Constraining mass of the graviton with GW170817

TL;DR

This paper refines constraints on the graviton's mass by analyzing gravitational wave data from GW170817, incorporating higher-order dispersion effects into waveform models to improve the bounds.

Contribution

It derives higher-order relations between graviton emission and absorption times and applies them to gravitational wave data to set tighter mass limits.

Findings

Upper bounds on graviton mass: 1.305×10⁻⁵⁴ g (low spin)

Upper bounds on graviton mass: 2.996×10⁻⁵⁴ g (high spin)

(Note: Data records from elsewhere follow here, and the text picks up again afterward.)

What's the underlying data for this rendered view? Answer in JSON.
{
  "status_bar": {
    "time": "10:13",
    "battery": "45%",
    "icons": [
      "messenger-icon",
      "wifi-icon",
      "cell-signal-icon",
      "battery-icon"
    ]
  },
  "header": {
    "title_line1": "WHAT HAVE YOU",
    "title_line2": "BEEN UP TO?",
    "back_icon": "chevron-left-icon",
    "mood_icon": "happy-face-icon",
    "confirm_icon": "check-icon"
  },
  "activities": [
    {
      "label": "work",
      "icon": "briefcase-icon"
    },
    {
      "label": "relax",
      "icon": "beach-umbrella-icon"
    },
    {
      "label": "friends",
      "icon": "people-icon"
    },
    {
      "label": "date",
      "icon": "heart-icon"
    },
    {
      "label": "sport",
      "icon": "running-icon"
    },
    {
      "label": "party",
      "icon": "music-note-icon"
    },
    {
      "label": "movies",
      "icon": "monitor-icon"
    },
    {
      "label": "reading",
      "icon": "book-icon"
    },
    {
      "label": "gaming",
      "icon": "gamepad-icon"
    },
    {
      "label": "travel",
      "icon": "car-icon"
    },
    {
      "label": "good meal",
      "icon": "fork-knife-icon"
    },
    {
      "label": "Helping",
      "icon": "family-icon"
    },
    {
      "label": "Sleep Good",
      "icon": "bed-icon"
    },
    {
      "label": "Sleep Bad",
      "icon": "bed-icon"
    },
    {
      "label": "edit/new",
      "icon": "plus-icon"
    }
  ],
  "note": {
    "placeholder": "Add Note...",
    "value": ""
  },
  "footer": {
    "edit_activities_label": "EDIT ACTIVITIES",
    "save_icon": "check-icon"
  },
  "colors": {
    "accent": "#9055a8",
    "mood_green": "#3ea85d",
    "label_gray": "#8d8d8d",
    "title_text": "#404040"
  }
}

Improved constraints using higher-order dispersion terms

Abstract

We consider the massive graviton phenomenological model based on the graviton's dispersion terms included into phase of gravitational wave's waveform. Such model was already considered in many works but it was based on a single leading-order dispersion term only. Here we derive a relation between relativistic gravitons emission and absorption time intervals computed up to ${\cal O}(\gamma^{-6})$, where $\gamma$ is the Lorentz factor. Including the dispersion terms into the phase of gravitational wave's waveform results in two non-GR parameters of the $1^{st}$ and the $-2^{nd}$ post-Newtonian orders whose posteriors are used to put a constraint on the graviton's rest mass. We use the TaylorF2 waveform model to analyse the event GW170817 and report the following $95\%$-confidence upper bounds on the graviton's rest mass: $m^{Low\,Spin}_{g}\leq1.305\times10^{-54}$g and $m^{High\,Spin}_{g}\leq2.996\times10^{-54}$g for the high and low spin priors.